The richness and density of “Route 1 & 9” and its companion pieces can be bewildering at times. Each one contains moments of chaos that are inextricably a part of Miss LeCompte and her company’s vision of the world. But there is also humor, intellectual substance, and fine acting, especially by Mr. Gray, who is a beguiling guide through the Wooster Group’s avant-garde theatrics. Ironically, Mr. Gray has become so attached to the out-front person he created for “Nayatt School” that he has launched a second career as a comic monologuist. Since 1979, he has toured American and Europe with his autobiographical storytelling.
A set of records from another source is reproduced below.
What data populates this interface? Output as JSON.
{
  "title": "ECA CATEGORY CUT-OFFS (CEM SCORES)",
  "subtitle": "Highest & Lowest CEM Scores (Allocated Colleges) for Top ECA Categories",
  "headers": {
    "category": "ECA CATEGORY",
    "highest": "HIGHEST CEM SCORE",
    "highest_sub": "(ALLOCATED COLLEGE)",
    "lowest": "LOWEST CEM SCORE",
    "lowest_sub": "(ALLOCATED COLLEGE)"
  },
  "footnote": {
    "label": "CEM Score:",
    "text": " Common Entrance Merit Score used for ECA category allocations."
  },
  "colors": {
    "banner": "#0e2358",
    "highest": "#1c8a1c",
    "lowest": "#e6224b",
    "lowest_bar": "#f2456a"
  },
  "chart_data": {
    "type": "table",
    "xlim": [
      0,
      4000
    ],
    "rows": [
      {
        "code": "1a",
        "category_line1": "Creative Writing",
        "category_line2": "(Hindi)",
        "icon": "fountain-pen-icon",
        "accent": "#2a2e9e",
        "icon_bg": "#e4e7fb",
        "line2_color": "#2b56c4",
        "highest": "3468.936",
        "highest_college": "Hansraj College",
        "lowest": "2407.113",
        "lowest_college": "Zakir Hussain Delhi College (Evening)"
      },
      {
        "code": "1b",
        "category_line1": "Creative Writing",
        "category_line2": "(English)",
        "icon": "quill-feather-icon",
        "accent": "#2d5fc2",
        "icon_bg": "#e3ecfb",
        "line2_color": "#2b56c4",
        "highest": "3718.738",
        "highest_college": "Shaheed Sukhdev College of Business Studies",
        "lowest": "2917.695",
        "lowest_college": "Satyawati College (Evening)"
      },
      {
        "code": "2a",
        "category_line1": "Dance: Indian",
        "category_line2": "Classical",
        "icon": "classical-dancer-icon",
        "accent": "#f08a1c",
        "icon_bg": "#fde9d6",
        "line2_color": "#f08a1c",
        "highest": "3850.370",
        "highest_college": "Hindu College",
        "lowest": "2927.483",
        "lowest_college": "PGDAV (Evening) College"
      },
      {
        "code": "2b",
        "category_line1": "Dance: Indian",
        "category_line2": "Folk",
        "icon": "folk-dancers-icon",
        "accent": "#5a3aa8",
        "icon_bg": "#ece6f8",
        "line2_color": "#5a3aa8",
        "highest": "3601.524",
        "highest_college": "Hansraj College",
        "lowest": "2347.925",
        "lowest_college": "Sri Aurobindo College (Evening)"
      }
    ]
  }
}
Meanwhile, the Wooster Group has become embroiled in controversy. The New York State Council on the Arts rescinded the company’s funding for “Route 1 & 9,” judging the blackface sequences to be “harsh and caricatured portrayals of a racial minority.” The Wooster Group has appealed the decision as a misapprehension of its work. The current retrospective is, in effect, part of the appeal; it enables spectators disoriented by “Route 1 & 9” to see its theatrical devices in the context of the Wooster Group’s ongoing work, in which anti-naturalistic acting (children playing grownups, men playing women, whites playing blacks) is but one of several experimental elements. The Council will consider the appeal in a meeting on June 11.
Many people in the New York arts community have rallied in support of the Wooster Group while at the same time engaging in sometimes heated debates about the relationship between content and form, images of racism in our culture, and the social responsibility of art. It is a significant measure of the Wooster Group’s success that the company has stirred up such excitement within what has been, in recent years, the rather placid experimental theater scene. For the nature of experimental theater – from Alfred Jarry’s “Ubu Roi” to Samuel Beckett’s “Waiting for Godot” to the theories of Antonin Artaud – has always been to jar expectations, to question the status quo, and to provoke audiences to see the world through new eyes.